The study aimed to improve the early diagnosis of bone sarcomas, to improve and increase the oncological alertness of doctors by establishing
the trends in bone sarcoma incidence and mortality in the Republic of Kazakhstan in 2010-2019, and this disease incidence and mortality in 2019
by age, gender, bone tumor histotype and region of the country.
Methods: The study included the data of patients registered at the RK National Cancer Registry in 2010-2019 with a “bone sarcoma” diagnosis (ICD-10 code: C40-C41). The incidence of bone sarcomas was presented as absolute and crude rates per 100,000 population. Absolute
standardized morbidity and mortality were calculated using the World Standard. MS Excel 2016 was used to display the results graphically.

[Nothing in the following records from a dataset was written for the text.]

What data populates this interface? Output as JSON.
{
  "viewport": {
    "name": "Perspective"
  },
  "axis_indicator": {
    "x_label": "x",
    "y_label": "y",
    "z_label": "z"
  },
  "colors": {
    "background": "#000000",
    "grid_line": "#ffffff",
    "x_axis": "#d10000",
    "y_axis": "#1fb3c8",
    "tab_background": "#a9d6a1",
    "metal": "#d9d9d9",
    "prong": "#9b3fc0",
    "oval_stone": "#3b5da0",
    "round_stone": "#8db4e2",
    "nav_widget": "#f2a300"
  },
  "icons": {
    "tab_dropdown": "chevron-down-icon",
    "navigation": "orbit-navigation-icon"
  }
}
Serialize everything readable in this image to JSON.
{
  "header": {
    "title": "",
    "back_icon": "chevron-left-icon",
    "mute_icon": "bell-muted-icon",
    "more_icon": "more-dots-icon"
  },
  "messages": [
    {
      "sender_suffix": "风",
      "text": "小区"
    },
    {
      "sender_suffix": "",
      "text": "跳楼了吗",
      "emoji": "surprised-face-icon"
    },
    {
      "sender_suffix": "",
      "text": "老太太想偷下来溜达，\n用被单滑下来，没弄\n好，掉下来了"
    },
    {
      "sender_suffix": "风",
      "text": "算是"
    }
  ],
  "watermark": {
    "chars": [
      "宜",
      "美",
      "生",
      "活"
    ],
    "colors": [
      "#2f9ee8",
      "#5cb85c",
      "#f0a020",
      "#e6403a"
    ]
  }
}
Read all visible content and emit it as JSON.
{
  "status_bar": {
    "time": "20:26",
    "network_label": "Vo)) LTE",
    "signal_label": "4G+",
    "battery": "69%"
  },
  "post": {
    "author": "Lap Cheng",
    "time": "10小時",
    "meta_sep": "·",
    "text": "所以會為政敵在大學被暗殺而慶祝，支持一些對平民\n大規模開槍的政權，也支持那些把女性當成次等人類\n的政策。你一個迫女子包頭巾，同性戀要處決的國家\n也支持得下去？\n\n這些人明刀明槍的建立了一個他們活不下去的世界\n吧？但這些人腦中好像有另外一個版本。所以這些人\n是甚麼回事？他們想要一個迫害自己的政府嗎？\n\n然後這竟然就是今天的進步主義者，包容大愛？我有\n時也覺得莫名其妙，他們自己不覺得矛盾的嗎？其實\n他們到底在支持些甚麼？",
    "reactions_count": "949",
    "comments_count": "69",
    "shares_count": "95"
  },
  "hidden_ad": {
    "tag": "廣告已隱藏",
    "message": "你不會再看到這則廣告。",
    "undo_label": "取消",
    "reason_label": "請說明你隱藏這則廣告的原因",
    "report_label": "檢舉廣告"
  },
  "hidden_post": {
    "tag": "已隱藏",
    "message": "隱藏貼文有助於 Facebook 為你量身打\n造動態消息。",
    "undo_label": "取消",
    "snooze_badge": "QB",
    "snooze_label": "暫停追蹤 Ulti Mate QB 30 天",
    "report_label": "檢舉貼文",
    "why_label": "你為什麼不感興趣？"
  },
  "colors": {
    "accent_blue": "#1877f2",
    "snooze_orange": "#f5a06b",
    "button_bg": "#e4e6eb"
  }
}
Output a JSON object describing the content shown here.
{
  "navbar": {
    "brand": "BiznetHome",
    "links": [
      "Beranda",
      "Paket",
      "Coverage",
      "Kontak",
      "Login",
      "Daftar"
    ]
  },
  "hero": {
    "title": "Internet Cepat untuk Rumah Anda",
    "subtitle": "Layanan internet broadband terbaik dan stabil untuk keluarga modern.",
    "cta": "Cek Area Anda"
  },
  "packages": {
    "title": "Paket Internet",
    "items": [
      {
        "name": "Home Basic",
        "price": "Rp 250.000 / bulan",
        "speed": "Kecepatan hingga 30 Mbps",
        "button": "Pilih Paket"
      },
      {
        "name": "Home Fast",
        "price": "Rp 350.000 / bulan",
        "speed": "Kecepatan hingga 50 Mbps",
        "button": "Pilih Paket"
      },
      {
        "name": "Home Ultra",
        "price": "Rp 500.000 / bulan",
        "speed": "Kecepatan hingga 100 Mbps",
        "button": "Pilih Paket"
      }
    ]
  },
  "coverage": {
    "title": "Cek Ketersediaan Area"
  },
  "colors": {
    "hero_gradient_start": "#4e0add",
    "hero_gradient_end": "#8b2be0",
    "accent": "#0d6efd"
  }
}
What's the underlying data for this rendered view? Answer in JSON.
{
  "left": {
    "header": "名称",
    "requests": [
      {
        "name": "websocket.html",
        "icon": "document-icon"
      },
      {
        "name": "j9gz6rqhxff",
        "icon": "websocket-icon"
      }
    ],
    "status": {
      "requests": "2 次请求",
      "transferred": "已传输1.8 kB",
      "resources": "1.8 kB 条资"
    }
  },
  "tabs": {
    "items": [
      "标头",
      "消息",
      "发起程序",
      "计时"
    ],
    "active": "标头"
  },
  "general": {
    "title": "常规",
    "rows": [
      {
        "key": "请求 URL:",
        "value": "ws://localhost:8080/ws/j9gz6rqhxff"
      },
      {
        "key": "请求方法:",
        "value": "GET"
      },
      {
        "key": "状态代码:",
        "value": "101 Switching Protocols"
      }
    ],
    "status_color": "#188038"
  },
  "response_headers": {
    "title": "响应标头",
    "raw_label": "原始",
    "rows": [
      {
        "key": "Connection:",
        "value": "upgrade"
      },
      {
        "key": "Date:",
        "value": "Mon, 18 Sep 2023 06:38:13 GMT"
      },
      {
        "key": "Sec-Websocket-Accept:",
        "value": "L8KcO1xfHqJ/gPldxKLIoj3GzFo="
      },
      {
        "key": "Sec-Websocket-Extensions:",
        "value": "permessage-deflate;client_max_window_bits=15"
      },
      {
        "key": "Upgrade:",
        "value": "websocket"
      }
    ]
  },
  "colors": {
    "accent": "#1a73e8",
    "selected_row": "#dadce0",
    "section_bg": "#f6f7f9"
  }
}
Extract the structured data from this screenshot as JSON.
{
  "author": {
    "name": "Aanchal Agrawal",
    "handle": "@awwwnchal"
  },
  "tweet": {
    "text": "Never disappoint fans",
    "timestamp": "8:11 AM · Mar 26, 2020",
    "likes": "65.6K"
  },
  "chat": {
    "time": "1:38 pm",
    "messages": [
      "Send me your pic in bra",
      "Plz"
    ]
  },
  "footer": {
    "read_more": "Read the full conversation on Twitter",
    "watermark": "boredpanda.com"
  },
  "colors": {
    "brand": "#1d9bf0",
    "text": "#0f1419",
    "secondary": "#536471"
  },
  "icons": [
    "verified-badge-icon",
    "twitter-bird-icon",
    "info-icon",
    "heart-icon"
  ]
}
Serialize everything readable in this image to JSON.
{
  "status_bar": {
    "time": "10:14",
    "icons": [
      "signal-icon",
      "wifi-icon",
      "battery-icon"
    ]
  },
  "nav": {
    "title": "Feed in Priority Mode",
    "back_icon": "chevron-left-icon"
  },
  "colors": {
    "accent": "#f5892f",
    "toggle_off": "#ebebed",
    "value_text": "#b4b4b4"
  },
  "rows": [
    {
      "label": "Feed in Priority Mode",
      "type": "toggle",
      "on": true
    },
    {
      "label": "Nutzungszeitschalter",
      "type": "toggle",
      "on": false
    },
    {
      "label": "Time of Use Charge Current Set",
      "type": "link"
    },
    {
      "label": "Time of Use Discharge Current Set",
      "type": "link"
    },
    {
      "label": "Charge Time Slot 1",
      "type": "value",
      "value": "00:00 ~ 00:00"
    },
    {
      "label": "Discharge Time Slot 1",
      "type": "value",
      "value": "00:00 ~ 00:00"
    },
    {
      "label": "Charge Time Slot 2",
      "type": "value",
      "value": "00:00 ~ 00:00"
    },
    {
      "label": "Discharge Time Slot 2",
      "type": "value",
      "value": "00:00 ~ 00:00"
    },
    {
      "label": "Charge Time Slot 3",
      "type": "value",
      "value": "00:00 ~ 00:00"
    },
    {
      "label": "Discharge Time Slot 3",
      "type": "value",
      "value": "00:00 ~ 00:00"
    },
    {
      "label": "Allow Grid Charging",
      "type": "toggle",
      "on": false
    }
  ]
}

Results: By the end of 2019, 1587 patients were registered with bone sarcomas in the RK. From 2010 to 2019, the incidence of bone sarcoma in
the RK decreased by 39%, including 36% among men and 40% among women. Mortality decreased by 37% to 0.8% per 100,000 population. Bone
sarcoma is not among the 20 most common types of cancer in the RK; it accounts for 0.7% of all new cases of MN (2010-2019). The peak incidence
of bone sarcoma was observed at the age below 20 years (20%), and mortality – in the age group of 45-54 years (22%).
Conclusion: The rare occurrence of bone MNs can cause misdiagnosis during the initial examination. Bone sarcomas account for 0.8% of all
MNs diagnosed in the RK; however, the aggressiveness of the course and rapid hematogenous metastasis causes a high percentage of neglect of
this disease during the initial visit. In addition, bone sarcomas are more common than other MNs in young adults and adolescents. The prognosis
of primary bone sarcomas depends on many factors.